His statue stands near the corner of Charlotte and Sixth Avenue North in downtown Nashville, more than adequate defense for the southeast corner of the Tennessee State Capitol grounds.
His right elbow is cocked high to his ear, his left arm steadying the rifle like he was hunting wild turkeys back home in Fentress County, 36 miles northeast of Cookeville.
But the helmet, gun belt and woolen leggings wrapped around his Pershing boots put Alvin York in a different time and place.
The time is 1918 during World War I, the Great War with the optimistic name of “The War to End all Wars.” The place is the Argonne Forest in northern France.
According to the inscription on the statue’s base, “Armed with his rifle and pistol, his courage and skill, this one Tennessean silenced a German battalion of 35 machine guns, killing 25 enemy soldiers and capturing 132.” For his heroic deeds, York received the Congressional Medal of Honor, other awards and the rank of sergeant.
His deeds are important to remember and honor, especially near Memorial Day. Yet there was more to Alvin York than what the statue depicts. There is a deeper, more spiritual story about the man, his faith and his struggles to live a Christian life.
In the 1941 film Sergeant York, starring Gary Cooper in an Academy Award-winning performance, Alvin turns from a life of drunkenness and fighting to a prayerful life of peace and respect for all men. When he receives a notice that he has been drafted into the army, he initially refuses to report.
“I ain’t a goin’ to war – war is killin’ and the Book is agin killin’ – so war is agin the Book,” says Alvin in the film.
With advice from Pastor Pyle (Walter Brennan), York applies to be a conscientious objector to the war. When his request is denied, he enlists into the army after a tearful goodbye from his fiancée Gracie (Joan Leslie).
But the prospect of killing others continues to weigh heavily on his mind. Before his platoon is shipped to Europe, York takes a ten-day furlough to think things over at home. In quiet solitude upon a high cliff overlooking the Valley of the Three Forks of the Wolf River, York prays to God for direction.

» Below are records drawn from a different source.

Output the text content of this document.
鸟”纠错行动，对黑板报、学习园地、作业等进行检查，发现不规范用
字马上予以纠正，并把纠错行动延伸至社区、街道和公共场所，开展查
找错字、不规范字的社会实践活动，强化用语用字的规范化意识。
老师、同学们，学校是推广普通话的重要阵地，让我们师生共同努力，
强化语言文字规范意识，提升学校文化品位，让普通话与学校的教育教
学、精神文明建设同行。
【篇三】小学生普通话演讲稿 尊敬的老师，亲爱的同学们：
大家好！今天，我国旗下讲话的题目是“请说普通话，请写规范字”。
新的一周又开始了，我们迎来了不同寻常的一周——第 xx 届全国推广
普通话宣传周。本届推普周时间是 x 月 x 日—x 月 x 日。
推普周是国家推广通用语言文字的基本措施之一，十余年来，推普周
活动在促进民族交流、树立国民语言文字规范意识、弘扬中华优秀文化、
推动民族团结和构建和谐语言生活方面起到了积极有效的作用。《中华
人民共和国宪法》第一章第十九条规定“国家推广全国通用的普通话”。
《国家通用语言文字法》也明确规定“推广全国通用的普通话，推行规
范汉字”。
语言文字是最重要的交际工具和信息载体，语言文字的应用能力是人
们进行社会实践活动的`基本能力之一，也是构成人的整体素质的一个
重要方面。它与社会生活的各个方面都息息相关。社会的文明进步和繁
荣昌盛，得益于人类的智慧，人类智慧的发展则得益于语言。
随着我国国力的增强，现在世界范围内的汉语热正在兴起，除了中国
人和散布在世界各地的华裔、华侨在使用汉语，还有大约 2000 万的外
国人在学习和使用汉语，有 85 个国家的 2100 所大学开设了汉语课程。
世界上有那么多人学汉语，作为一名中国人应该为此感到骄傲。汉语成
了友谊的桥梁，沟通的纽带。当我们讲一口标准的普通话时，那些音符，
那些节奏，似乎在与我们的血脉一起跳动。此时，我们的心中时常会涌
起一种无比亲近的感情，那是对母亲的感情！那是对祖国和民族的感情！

“As I prayed there alone,” York recounted in his journal, “a great peace kind of come into my soul and a great calm come over me, and I received my assurance. He heard my prayer and He come to me on the mountainside. I didn’t hear Him, of course, but He was there just the same. I knowed He was there. He understood that I didn’t want to be a fighter or a killing man; that I didn’t want to go to war to hurt nobody nohow.
“And yet I wanted to do what my country wanted me to do. I wanted to serve God and my country too. He understood all of this. He seen right inside me, and He knowed I had been troubled and worried, not because I was afraid, but because I put Him first, even before my country, and I only wanted to do what would please Him.
“So He took pity on me and He gave me the assurance I needed. I didn’t understand everything. I didn’t understand how he could let me go to war and even kill and yet not hold it against me. I didn’t even want to understand. It was His will and that was enough for me.
“So at last I begun to see the light. I begun to understand that no matter what a man is forced to do, so long as he is right in his own soul he remains a righteous man. I knowed I would go to war. I knowed I would be protected from all harm, and that so long as I believed in Him He would not allow even a hair on my head to be harmed.”
After the war ended and he returned to Tennessee, Alvin and Gracie are married by the governor and receive a gift of 400 acres, upon which they built their home.
I drove to Pall Mall and the Valley of the Three Forks of the Wolf a couple weeks ago, marveling at the peacefulness and natural beauty of the valley. I saw York’s general store, grist mill and the front porch where he stood during photos with visitors.
Mona Baldwin, the grandmother of my friend Sheila, lived nearby and spent a lot of time with the Yorks. She helped take care of the children and the house while Gracie ran the general store, especially when Alvin was away. But when he returned, Baldwin saw a different side of the war hero.
“I’ve seen him sit and cry,” Mrs. Baldwin recounted to Sheila. “And they’d want to see him and take his pictures in his uniform, and he’d just cry when he put them on. ‘Cause he said, ‘I’m not a bit happy about none of it.’”
Despite the accolades and the medals, life was hard for Alvin, a balancing act between giving “Caesar what is Caesar’s” and giving God what is God’s. It is hard to be a human being on this earth, filled with duties, desires and temptations, all the while yearning to touch the divine and live a truly Christian life.